The age dependence of the size-stellar mass relation and some implications

TL;DR

This study reveals that older early-type galaxies are smaller and have higher velocity dispersions than younger ones of the same stellar mass, with implications for galaxy formation models and the evolution of the Fundamental Plane.

Contribution

It provides new empirical evidence on the age dependence of galaxy size and velocity dispersion, and discusses implications for galaxy formation and evolution models.

Findings

Older galaxies have 40% smaller sizes than younger ones at the same luminosity.

Older galaxies exhibit 25% higher velocity dispersions compared to younger counterparts.

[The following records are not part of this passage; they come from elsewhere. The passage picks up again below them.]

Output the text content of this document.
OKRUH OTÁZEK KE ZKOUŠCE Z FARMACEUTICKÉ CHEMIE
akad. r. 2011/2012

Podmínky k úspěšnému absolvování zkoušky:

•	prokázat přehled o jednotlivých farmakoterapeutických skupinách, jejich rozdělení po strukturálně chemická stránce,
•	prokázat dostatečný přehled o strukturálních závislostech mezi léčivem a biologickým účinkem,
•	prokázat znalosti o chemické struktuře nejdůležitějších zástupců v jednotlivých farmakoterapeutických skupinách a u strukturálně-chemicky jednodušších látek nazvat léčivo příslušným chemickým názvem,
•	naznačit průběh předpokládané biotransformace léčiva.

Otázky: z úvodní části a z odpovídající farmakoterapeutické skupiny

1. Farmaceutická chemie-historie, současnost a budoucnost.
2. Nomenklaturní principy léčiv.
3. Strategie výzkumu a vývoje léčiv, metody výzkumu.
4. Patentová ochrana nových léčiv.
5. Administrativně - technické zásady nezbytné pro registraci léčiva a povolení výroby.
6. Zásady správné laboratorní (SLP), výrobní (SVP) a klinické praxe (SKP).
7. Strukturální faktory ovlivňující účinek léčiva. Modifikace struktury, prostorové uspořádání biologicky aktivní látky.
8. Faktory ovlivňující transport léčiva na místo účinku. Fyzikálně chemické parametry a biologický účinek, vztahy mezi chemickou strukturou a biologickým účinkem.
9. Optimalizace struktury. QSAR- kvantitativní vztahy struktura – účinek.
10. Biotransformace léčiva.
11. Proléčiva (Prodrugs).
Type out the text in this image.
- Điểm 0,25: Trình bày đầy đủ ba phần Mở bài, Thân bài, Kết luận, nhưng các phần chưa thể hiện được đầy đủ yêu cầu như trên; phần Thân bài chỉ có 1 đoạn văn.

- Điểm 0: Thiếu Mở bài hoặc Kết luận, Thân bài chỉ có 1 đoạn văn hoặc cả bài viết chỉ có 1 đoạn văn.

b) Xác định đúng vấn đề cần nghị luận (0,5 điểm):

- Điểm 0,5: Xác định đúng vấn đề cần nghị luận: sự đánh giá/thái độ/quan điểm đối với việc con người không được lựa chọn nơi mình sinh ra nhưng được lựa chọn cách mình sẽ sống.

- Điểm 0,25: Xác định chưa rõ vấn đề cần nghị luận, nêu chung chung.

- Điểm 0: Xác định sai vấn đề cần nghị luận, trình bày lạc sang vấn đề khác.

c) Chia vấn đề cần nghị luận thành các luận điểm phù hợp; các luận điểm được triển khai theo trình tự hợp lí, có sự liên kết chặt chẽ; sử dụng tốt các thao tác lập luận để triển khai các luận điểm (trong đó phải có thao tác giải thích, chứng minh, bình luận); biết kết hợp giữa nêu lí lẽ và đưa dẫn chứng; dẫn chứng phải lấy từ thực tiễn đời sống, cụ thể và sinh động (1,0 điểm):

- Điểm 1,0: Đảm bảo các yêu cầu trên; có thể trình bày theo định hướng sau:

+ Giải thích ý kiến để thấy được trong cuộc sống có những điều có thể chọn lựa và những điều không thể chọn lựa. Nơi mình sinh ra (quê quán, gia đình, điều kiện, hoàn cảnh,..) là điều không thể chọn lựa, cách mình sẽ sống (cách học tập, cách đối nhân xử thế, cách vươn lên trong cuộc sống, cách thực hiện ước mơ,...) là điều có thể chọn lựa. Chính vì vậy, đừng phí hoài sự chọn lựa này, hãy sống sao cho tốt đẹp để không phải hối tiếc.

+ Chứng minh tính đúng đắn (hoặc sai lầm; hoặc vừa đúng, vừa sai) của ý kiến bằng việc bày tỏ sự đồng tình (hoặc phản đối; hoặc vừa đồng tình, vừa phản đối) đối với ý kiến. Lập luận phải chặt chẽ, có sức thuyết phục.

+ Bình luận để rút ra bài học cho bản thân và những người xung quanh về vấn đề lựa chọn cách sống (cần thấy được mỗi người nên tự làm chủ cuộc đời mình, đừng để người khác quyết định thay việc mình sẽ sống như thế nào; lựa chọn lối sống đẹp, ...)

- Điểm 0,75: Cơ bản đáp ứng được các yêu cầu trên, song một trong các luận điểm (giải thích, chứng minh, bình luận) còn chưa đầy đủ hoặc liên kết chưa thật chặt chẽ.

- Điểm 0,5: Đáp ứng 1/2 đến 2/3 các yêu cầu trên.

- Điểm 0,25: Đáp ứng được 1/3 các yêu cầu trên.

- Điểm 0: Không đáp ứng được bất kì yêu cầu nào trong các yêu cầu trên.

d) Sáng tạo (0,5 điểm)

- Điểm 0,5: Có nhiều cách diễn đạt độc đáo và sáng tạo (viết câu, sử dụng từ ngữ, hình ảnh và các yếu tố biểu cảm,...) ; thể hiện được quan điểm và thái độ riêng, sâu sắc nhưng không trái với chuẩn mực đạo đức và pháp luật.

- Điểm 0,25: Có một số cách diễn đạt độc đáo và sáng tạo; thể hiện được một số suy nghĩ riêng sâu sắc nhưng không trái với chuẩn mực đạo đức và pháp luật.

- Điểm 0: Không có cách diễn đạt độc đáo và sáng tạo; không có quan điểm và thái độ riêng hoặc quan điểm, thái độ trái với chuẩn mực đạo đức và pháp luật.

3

The size and velocity dispersion variations are less than 15% for more luminous galaxies regardless of age.

Abstract

We use a sample of about 48,000 SDSS early-type galaxies to show that older galaxies have smaller half-light radii re and larger velocity dispersions sigma than younger ones of the same stellar mass Mstar. We use the age-corrected luminosity Lcorr as a proxy for Mstar to minimize biases: below Lcorr~1e11 Lsun, galaxies with age ~11 Gyrs have re smaller by 40% and sigma larger by 25%, compared to galaxies that are ~4 Gyrs younger. The sizes and velocity dispersions of more luminous galaxies vary by less than 15%, whatever their age, a challenge for current galaxy formation models. A closer check reveals that the lowering in the dispersion is caused by older galaxies that show a significant departure from the re--Lcorr and sigma--Lcorr relations at high Lcorr. Such features might find an explanation in models where more massive galaxies undergo more minor mergers than less massive galaxies at late times, thus causing a break in the homology. In terms of the Fundamental Plane of early-type galaxies, the data indicate that all galaxies show a significant and similar increase in the dynamical-to-stellar mass ratio with increasing mass, independent of their age. However, older galaxies have smaller Mdyn/Mstar ratios than objects which formed more recently. These findings may suggest that lower mass galaxies and, at fixed stellar mass, higher redshift galaxies, formed from gas-richer progenitors, thus underwent more dissipation and contraction.